Arina terdiam mendengar ucapan dingin Mori yang sudah ia duga dari awal jika akan begini. Tak ada ucapan lain dari mulutnya selain kata maaf saat ini.

Mori hanya diam mendengar ucapan maaf dari wanita yang ternoda karenanya. Namun, ia tak peduli selama itu masih berguna dan logis baginya, terutama jika itu mengarah pada tujuannya. Apapun akan ia lakukan agar menjadi nyata, meski harus menodai wanita yang ia sendiri sadar jika Arina mencintainya.

Tetap saja, Mori tidak peduli. Hanya berfokus pada tujuannya sendiri.

Mori sempat melirik Arina sebelum akhirnya mengamatinya dari atas sampai bawah. Bisa ia lihat wajah pucatnya yang terlihat risih ketika ditatap intens olehnya.

"Bagaimana hasilnya?" tanya Mori yang langsung pada intinya saja.

"S-saya belum memeriksanya pagi ini, Boss ... ," ucap Arina gugup juga takut.

Terdengar decakan kesal bersamaan dengan hawa sekitar yang mulai tidak enak. Arina yakin jika Mori cukup marah padanya.

Mau bagaimana lagi bukan jika Mori pagi tadi memaksanya untuk bergerak cepat untuk segera menghadiri rapat?

"Kau mau aku memaksamu?" Bukan pertanyaan ramah atau pertanyaan toleransi lainnya, melainkan hanya ucapan dingin yang tersirat rasa tidak suka.

Arina bergidik ngeri dan menundukkan kepalanya. Ia benar-benar takut dan merasa akan menangis sekarang juga. "T-tidak, Boss. S-saya akan segera memeriksa dan melaporkannya pada Anda," ucapnya.

Setelah itu tak ada ucapan apapun lagi yang keluar dari mulut Mori. Pria berkepala empat itu kembali fokus menatap langit juga kota Yokohama dari balik jendela ruangannya yang besar nan megah.

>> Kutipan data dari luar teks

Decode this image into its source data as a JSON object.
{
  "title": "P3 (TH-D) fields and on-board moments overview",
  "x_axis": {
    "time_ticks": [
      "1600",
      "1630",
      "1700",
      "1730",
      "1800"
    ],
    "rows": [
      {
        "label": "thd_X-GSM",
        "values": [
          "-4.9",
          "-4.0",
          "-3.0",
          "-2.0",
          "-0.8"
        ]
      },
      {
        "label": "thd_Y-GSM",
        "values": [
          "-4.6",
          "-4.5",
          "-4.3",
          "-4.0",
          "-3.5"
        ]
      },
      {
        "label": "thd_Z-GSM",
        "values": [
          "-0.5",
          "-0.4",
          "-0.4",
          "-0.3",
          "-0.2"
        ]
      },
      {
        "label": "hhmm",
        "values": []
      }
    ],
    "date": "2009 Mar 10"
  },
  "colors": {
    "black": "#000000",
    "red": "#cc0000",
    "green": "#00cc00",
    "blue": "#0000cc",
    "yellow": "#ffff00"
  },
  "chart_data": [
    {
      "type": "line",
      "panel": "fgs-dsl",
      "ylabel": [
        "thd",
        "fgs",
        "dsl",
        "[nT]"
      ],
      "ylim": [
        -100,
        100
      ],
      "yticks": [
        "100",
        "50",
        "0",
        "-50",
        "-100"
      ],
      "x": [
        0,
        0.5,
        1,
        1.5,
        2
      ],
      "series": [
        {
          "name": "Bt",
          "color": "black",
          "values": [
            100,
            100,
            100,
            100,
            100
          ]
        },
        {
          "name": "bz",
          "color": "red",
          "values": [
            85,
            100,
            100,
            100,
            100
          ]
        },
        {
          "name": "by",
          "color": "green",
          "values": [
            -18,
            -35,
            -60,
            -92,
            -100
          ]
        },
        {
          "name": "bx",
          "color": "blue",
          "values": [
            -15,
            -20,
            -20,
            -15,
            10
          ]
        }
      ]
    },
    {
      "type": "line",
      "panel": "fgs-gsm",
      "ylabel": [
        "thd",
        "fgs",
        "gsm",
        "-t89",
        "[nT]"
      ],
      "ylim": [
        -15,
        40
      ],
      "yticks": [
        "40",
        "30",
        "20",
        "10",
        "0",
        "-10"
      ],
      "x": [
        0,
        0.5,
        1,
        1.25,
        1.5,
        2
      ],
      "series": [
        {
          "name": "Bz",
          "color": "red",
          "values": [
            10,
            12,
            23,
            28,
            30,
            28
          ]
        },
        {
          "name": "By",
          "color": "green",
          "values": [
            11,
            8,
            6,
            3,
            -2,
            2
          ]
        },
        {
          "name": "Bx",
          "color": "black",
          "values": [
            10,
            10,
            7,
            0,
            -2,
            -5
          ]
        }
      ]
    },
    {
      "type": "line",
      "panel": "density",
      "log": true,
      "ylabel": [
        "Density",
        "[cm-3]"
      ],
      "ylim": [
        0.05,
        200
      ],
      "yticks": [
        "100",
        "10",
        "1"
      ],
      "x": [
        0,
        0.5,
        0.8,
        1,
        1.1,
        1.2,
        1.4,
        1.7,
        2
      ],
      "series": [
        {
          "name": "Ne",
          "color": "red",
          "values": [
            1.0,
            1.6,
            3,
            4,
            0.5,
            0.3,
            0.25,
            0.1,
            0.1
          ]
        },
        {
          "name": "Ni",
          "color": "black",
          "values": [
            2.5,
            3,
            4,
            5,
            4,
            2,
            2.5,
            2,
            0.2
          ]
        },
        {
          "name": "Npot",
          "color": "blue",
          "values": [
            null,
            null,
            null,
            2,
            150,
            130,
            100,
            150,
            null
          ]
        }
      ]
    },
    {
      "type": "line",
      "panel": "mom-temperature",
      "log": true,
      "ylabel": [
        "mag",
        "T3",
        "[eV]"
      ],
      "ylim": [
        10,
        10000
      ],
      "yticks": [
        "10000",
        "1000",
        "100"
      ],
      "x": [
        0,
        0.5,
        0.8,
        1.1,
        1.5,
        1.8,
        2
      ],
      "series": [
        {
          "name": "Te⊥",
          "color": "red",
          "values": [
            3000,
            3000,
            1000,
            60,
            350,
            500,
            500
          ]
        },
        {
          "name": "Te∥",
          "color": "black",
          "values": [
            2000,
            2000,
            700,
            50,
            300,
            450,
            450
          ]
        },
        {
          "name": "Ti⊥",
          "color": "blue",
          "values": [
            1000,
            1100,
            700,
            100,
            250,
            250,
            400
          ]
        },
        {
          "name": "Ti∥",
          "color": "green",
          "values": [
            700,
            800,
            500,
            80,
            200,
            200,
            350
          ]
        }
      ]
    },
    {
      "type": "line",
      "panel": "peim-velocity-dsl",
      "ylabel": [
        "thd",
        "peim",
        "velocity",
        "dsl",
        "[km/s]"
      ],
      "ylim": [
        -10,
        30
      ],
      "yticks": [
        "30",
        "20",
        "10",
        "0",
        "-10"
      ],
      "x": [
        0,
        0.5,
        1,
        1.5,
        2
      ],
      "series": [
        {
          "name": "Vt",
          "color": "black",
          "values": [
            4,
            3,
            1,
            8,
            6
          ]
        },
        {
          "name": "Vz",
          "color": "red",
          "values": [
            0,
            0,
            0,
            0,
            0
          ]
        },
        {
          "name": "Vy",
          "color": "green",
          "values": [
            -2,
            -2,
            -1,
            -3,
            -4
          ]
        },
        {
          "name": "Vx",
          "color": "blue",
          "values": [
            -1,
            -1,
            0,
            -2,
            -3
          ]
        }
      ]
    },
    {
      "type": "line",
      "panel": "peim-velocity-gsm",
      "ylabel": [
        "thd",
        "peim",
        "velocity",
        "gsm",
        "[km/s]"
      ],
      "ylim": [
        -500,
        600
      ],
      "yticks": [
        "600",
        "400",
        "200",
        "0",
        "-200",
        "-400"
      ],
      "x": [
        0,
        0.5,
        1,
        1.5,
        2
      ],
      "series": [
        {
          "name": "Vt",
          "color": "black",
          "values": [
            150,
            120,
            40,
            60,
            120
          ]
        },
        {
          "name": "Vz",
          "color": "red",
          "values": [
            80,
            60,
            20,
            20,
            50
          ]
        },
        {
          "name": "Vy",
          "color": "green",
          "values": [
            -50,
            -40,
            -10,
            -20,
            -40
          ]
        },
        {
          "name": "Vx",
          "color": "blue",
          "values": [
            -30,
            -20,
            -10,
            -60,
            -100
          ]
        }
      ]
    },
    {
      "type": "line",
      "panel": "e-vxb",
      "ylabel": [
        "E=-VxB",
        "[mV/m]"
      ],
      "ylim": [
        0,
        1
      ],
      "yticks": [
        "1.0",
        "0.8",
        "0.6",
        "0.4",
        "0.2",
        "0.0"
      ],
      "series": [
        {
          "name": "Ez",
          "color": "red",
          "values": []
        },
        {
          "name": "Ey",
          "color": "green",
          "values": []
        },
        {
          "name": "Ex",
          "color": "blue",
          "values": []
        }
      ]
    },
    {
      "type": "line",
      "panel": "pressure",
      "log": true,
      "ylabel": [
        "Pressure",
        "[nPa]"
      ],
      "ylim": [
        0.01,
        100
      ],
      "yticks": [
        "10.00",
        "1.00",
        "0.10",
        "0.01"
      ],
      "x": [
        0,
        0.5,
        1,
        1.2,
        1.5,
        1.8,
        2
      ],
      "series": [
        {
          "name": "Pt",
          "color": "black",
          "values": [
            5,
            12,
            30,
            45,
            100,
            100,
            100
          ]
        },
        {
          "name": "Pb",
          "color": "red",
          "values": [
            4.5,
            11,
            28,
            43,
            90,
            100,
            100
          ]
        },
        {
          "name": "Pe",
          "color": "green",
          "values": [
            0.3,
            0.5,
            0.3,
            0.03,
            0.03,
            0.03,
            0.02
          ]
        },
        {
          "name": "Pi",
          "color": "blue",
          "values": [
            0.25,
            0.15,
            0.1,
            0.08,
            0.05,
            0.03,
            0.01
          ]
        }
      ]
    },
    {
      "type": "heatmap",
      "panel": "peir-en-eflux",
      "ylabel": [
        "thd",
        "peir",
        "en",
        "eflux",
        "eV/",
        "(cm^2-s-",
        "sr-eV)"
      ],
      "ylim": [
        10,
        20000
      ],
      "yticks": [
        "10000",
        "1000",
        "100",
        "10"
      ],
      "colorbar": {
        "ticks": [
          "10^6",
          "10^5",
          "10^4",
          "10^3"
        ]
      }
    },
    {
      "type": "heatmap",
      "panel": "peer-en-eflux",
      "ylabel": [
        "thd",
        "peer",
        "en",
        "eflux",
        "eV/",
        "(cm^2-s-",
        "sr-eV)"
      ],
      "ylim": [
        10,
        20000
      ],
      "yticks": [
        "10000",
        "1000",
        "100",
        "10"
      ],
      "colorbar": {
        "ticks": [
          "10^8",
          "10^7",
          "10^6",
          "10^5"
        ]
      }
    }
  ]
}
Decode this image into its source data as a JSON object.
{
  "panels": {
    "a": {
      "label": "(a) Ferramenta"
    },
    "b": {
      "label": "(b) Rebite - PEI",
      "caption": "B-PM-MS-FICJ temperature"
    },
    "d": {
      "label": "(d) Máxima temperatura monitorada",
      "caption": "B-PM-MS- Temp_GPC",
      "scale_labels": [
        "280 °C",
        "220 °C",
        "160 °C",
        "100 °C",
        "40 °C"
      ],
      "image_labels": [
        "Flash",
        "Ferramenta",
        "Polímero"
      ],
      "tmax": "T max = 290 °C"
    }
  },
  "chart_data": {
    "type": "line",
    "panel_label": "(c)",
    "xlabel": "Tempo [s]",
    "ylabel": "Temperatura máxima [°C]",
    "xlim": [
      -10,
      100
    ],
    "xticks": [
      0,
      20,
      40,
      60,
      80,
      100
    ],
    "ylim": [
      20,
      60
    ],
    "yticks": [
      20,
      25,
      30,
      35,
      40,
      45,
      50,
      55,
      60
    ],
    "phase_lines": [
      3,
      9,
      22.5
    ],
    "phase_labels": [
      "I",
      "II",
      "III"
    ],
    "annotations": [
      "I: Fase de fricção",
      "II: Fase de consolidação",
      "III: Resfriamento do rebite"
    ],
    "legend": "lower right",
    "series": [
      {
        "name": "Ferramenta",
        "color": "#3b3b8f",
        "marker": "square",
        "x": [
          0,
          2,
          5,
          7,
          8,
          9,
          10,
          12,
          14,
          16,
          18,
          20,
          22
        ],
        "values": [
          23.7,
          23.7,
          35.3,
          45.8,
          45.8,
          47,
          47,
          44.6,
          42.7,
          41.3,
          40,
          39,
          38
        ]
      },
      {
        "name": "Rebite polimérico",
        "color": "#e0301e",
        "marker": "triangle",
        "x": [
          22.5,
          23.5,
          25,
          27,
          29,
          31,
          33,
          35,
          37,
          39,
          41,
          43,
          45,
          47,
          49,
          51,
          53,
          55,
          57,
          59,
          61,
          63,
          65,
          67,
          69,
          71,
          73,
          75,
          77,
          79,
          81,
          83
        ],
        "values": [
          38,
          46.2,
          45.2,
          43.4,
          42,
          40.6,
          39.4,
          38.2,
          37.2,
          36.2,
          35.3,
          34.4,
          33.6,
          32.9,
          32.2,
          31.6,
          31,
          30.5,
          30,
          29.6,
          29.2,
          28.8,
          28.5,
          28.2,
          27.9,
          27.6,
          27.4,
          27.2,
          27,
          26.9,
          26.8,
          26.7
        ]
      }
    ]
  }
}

Merasa suasana sedikit mereda, Arina memutuskan untuk mengatakan apa yang sudah menjadi sesuatu yang telah lama ia pendam. Ia ingin mengeluarkan uneg-unegnya atas apa yang telah lama ia rasakan terhadap Mori sekarang juga, meski itu berisiko sangat fatal nantinya.

"Ada yang ingin saya sampaikan, Boss," ucap Arina berusaha untuk tidak gugup dan menetralisir detak jantungnya. Sedikit berharap akan jawaban yang baik dari Mori nantinya dan mempersiapkan diri untuk sesuatu yang buruk yang (mungkin) akan terjadi juga.

" ... Katakan."

Izin yang diberikan pada Arina membuat wanita itu menunduk dan sedikit meremas kecil jubahnya. Ia pun berkata, "S-saya sudah lama mencintai Anda, Boss. Bahkan rela melakukan apapun yang Boss perintahkan asal rasa cinta saya tersampaikan pada Anda, termasuk mengorbankan keperawanan saya .... M-maaf jika saya memiliki rasa yang lancang terhadap Anda, t-tapi ... , tapi bisakah Anda mengatakan sesuatu terhadap perasaan saya?"